Not only is the line and other like it not there, but neither, of course, are Harlow and Dressler. Had these icons merely been cast because they were in the MGM stable and needed to be kept working, it would be one thing, but that wasn't the situation; they were ideally slotted, as was everyone in the movie, and their star wattage contributed invaluably to the property's mystique. That mystique is unmatched by players whom director Gerald Gutierrez helms with competence that infrequently rises to inspiration. Those scoring nicely include Christine Ebersole, who is made up to have a wide-eyed but blank expression. She connects with her role despite the fact that she's not precisely right for it; as always, her intelligence shines through.

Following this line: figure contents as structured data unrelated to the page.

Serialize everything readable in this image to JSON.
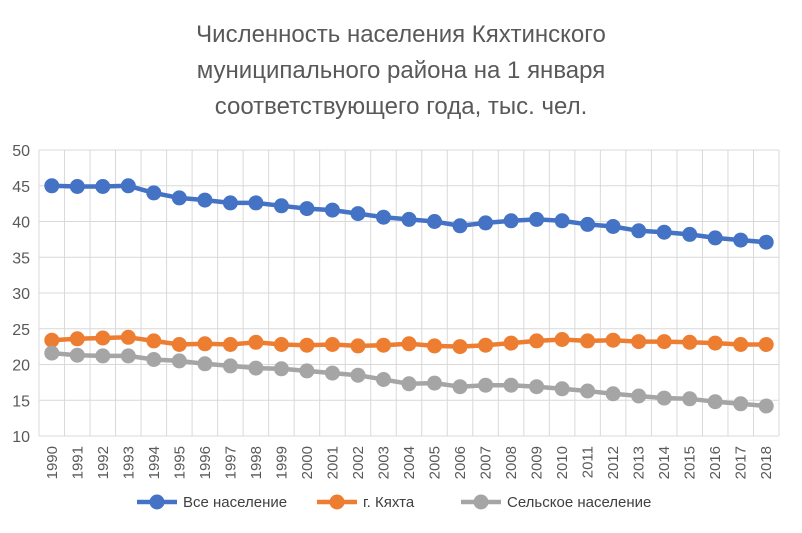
{
  "chart_data": {
    "type": "line",
    "title_lines": [
      "Численность населения Кяхтинского",
      "муниципального района на 1 января",
      "соответствующего года, тыс. чел."
    ],
    "x": [
      "1990",
      "1991",
      "1992",
      "1993",
      "1994",
      "1995",
      "1996",
      "1997",
      "1998",
      "1999",
      "2000",
      "2001",
      "2002",
      "2003",
      "2004",
      "2005",
      "2006",
      "2007",
      "2008",
      "2009",
      "2010",
      "2011",
      "2012",
      "2013",
      "2014",
      "2015",
      "2016",
      "2017",
      "2018"
    ],
    "ylim": [
      10,
      50
    ],
    "yticks": [
      "10",
      "15",
      "20",
      "25",
      "30",
      "35",
      "40",
      "45",
      "50"
    ],
    "grid": true,
    "legend_position": "bottom",
    "series": [
      {
        "name": "Все население",
        "color": "#4472c4",
        "values": [
          45.0,
          44.9,
          44.9,
          45.0,
          44.0,
          43.3,
          43.0,
          42.6,
          42.6,
          42.2,
          41.8,
          41.6,
          41.1,
          40.6,
          40.3,
          40.0,
          39.4,
          39.8,
          40.1,
          40.3,
          40.1,
          39.6,
          39.3,
          38.7,
          38.5,
          38.2,
          37.7,
          37.4,
          37.1
        ]
      },
      {
        "name": "г. Кяхта",
        "color": "#ed7d31",
        "values": [
          23.4,
          23.6,
          23.7,
          23.8,
          23.3,
          22.8,
          22.9,
          22.8,
          23.1,
          22.8,
          22.7,
          22.8,
          22.6,
          22.7,
          22.9,
          22.6,
          22.5,
          22.7,
          23.0,
          23.3,
          23.5,
          23.3,
          23.4,
          23.2,
          23.2,
          23.1,
          23.0,
          22.8,
          22.8
        ]
      },
      {
        "name": "Сельское население",
        "color": "#a5a5a5",
        "values": [
          21.6,
          21.3,
          21.2,
          21.2,
          20.7,
          20.5,
          20.1,
          19.8,
          19.5,
          19.4,
          19.1,
          18.8,
          18.5,
          17.9,
          17.3,
          17.4,
          16.9,
          17.1,
          17.1,
          16.9,
          16.6,
          16.3,
          15.9,
          15.6,
          15.3,
          15.2,
          14.8,
          14.5,
          14.2
        ]
      }
    ]
  }
}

Marian Seldes, who stepped into this production on short notice when Dorothy Loudon stepped out, does eccentric grandiosity as well as anyone this side of Maggie Smith. She gets laughs every time she points a well-shod toe or waves a well-sleeved arm. James Rebhorn, who so often stands out as one version or another of a plodding man, brings dignity to a fellow facing undignified circumstance. Byron Jennings does strong John Barrymore-profile duty here and certainly bounces back from the shenanigans he was forced to get up to in, ahem, Steve Martin's Underpants.

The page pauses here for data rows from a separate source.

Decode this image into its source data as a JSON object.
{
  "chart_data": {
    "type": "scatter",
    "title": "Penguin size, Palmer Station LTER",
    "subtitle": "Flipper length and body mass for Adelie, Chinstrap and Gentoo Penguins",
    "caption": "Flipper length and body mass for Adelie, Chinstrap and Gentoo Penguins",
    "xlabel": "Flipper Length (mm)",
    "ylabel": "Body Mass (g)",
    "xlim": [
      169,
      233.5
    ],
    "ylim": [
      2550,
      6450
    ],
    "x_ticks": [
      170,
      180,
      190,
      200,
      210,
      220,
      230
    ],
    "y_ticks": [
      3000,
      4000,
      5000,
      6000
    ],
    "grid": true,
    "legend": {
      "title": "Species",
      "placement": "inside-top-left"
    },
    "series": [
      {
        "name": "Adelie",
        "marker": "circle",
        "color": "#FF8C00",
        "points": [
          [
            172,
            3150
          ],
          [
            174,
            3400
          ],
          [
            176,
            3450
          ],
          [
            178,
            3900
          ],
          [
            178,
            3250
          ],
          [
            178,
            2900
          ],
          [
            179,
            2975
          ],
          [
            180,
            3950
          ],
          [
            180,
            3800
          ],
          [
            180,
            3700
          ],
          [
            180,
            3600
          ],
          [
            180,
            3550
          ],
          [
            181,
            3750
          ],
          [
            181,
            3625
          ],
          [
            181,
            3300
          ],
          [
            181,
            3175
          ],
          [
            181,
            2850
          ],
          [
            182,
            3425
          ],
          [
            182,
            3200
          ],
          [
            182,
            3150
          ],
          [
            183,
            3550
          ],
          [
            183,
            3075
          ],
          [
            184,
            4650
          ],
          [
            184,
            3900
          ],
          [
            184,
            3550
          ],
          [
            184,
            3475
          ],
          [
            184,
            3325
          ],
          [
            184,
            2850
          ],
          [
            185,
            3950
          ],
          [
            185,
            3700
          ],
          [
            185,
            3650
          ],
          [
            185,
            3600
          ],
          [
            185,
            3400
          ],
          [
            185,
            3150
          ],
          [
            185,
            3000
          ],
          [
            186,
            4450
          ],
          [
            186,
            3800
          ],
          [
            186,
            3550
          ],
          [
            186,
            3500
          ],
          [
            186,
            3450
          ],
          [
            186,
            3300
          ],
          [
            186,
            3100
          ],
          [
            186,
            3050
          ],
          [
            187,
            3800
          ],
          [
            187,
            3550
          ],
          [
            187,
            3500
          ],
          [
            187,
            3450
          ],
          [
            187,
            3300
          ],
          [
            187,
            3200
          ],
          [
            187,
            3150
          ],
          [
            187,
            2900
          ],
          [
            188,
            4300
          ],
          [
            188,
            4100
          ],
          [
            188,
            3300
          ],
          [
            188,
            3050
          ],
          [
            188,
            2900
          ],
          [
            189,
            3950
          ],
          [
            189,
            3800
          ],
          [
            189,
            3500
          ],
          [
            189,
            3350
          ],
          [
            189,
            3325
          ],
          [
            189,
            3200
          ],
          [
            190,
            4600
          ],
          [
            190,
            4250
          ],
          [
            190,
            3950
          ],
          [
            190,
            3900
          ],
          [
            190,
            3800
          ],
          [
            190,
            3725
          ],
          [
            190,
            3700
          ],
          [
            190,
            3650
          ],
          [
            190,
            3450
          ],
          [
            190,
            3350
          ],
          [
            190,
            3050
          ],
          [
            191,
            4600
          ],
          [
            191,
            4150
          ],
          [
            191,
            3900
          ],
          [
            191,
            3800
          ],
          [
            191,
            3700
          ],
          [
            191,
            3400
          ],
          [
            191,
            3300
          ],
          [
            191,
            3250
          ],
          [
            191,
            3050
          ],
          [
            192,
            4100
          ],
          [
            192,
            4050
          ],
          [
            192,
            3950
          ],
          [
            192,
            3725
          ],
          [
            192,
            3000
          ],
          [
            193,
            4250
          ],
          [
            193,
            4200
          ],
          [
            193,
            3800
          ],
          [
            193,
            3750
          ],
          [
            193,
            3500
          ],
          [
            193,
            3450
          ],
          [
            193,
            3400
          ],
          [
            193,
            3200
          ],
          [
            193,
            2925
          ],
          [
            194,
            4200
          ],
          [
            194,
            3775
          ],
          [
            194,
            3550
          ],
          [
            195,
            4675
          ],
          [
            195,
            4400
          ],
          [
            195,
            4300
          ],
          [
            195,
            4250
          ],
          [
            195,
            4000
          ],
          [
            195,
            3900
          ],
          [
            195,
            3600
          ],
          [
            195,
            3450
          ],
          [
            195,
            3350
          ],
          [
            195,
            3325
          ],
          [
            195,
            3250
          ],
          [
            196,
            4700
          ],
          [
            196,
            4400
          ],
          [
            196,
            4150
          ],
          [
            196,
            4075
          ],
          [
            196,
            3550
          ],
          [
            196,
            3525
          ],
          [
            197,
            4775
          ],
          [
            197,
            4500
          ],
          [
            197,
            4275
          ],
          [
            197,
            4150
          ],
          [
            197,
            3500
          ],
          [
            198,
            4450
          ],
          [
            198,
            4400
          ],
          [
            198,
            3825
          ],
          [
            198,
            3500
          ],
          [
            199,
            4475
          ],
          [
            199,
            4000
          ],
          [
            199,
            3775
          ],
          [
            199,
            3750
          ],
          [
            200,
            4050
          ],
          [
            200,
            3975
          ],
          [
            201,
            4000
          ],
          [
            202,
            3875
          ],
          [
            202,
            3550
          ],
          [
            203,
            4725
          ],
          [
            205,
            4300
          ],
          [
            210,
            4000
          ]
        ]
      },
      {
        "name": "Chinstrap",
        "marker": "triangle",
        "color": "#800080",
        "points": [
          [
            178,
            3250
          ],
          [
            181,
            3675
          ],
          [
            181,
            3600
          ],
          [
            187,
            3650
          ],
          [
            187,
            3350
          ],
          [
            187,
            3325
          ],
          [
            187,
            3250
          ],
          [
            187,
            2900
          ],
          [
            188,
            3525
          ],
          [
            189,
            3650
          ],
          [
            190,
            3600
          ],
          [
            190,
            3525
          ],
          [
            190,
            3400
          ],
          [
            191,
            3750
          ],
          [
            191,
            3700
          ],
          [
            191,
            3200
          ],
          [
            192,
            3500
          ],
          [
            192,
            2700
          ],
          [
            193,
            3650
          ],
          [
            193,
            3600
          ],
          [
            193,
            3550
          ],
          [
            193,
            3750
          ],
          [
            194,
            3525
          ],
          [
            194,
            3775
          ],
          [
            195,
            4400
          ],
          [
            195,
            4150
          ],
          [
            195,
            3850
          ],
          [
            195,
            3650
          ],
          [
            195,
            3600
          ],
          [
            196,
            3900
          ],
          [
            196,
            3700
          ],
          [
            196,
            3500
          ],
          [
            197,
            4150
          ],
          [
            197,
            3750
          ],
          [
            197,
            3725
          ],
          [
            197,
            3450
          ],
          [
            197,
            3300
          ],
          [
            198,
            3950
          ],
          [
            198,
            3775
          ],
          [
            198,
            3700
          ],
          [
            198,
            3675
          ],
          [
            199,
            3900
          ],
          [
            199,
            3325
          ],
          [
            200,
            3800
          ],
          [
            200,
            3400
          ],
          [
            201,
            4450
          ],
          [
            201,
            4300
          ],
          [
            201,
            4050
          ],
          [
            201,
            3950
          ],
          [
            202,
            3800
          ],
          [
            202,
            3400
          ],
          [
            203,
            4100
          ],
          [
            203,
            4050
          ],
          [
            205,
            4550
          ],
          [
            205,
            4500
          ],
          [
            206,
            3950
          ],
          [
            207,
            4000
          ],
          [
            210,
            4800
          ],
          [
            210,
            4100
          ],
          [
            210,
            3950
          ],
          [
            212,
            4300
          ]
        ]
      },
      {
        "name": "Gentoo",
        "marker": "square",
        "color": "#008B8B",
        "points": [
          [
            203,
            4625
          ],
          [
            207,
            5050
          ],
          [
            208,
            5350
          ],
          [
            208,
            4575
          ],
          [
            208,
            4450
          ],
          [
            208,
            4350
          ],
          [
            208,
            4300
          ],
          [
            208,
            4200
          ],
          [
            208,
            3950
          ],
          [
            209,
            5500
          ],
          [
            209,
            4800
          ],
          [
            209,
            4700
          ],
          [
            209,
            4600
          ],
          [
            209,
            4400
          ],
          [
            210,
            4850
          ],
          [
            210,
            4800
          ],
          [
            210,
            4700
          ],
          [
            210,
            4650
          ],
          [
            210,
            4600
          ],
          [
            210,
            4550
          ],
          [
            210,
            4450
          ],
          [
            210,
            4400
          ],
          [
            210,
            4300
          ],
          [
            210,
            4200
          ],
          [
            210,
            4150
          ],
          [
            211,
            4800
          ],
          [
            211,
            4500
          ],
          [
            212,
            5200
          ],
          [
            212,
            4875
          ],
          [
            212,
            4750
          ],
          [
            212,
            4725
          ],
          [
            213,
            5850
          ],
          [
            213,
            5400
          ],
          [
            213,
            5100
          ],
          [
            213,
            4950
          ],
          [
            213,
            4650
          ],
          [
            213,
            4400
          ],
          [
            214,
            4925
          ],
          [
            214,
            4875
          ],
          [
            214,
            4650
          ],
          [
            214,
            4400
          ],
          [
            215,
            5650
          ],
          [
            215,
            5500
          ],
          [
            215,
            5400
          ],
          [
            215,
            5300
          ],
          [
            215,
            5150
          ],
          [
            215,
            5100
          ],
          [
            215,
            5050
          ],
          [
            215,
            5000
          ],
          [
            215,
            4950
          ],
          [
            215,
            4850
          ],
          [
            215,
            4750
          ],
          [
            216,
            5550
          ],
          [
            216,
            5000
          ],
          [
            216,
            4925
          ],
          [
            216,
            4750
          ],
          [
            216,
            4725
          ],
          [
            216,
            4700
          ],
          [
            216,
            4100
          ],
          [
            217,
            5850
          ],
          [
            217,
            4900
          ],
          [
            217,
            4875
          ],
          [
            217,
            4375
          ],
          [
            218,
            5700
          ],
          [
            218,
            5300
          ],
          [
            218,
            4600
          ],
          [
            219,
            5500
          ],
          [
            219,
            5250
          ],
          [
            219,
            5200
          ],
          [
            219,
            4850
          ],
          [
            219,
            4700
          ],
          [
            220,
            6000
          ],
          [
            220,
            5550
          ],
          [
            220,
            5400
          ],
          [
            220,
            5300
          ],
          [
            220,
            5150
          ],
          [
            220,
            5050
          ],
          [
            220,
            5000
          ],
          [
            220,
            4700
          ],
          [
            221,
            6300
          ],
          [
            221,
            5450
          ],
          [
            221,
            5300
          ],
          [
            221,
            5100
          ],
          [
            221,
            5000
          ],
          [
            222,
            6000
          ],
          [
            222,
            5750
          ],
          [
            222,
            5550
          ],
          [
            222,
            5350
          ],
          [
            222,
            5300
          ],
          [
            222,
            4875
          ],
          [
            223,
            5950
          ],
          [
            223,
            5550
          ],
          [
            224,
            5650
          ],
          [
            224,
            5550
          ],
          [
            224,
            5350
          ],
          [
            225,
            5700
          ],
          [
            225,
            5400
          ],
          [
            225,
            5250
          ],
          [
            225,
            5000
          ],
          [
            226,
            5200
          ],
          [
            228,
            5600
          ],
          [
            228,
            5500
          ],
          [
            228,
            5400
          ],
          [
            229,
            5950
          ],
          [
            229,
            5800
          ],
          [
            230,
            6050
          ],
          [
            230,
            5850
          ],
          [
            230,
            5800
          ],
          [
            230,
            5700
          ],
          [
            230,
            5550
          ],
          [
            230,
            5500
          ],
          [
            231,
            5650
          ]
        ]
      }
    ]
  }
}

As the philandering doc and his wise but impatient wife, John Dossett and Joanne Camp make their turns count, while Joe Grifasi brings his usual, helpful, down-to-earth presence to the smallish part of Larry Renault's tolerant agent. Less impressive performances are given by Emily Skinner, who fills out Catherine Zuber's cleavage-focused outfits better than she fills out the sharp remarks handed her, and Kevin Conway. When these two face off, they don't have the caged-dog-and-cat ferocity they ought to have.
In sum, this Dinner at Eight is more fast food than feast food.